New paper on termite evolution online at American Naturalist

Our new termite evolution paper, led by Thomas Bourguignon, is now online at American Naturalist. The ancestors of termites were solitary cockroaches. Around 170 million years ago, something drove these cockroaches to become social and to have distinct castes. What were these driving forces and in what steps did termite evolution proceed? In bees and wasps sociality evolved first, and the distinct castes evolved second. In our new paper, we argue that the reverse occurred in termites. We present evidence that the first step in termite evolution was the appearance of a new wingless body type, as an alternative, terrestrial, strategy to the ancestral winged body type. The new wingless body type minimised the risks of aerial predation when dispersing. We propose that sociality in termites evolved only after the winged–wingless diphenism was well established.

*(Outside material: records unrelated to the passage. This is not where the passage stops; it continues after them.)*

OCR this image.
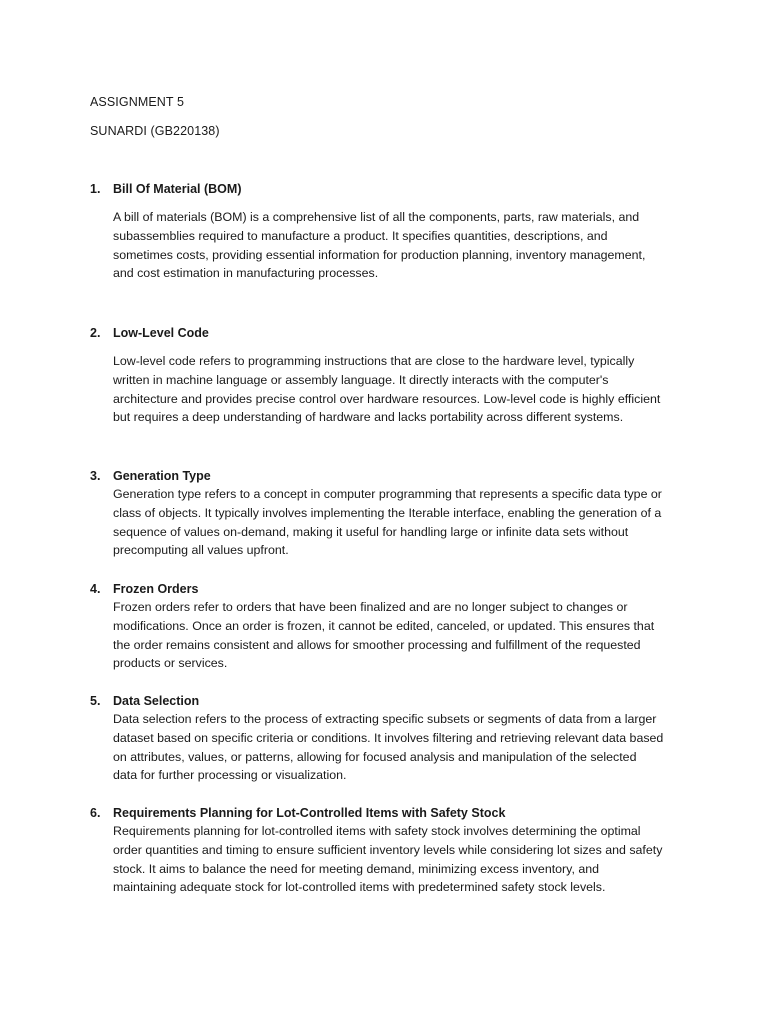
ASSIGNMENT 5
SUNARDI (GB220138)
1. Bill Of Material (BOM)
A bill of materials (BOM) is a comprehensive list of all the components, parts, raw materials, and
subassemblies required to manufacture a product. It specifies quantities, descriptions, and
sometimes costs, providing essential information for production planning, inventory management,
and cost estimation in manufacturing processes.
2. Low-Level Code
Low-level code refers to programming instructions that are close to the hardware level, typically
written in machine language or assembly language. It directly interacts with the computer's
architecture and provides precise control over hardware resources. Low-level code is highly efficient
but requires a deep understanding of hardware and lacks portability across different systems.
3. Generation Type
Generation type refers to a concept in computer programming that represents a specific data type or
class of objects. It typically involves implementing the Iterable interface, enabling the generation of a
sequence of values on-demand, making it useful for handling large or infinite data sets without
precomputing all values upfront.
4. Frozen Orders
Frozen orders refer to orders that have been finalized and are no longer subject to changes or
modifications. Once an order is frozen, it cannot be edited, canceled, or updated. This ensures that
the order remains consistent and allows for smoother processing and fulfillment of the requested
products or services.
5. Data Selection
Data selection refers to the process of extracting specific subsets or segments of data from a larger
dataset based on specific criteria or conditions. It involves filtering and retrieving relevant data based
on attributes, values, or patterns, allowing for focused analysis and manipulation of the selected
data for further processing or visualization.
6. Requirements Planning for Lot-Controlled Items with Safety Stock
Requirements planning for lot-controlled items with safety stock involves determining the optimal
order quantities and timing to ensure sufficient inventory levels while considering lot sizes and safety
stock. It aims to balance the need for meeting demand, minimizing excess inventory, and
maintaining adequate stock for lot-controlled items with predetermined safety stock levels.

Bourguignon, T., Chisholm, R.A. & Evans, T.A. (in press). The termite ‘worker’ phenotype evolved as a wingless dispersal strategy before eusociality. The American Naturalist.


Individuals of the basal termite species, Mastotermes darwiniensis, including (A) a large juvenile nymph with smaller wingless non-reproductive workers, (B) winged reproductives (kings and queens), and (C) wingless reproductives. Photos by David McClenaghan, released on Commonwealth Scientific and Industrial Research Organization ScienceImage under the Creative Commons Attribution 3.0 unported license.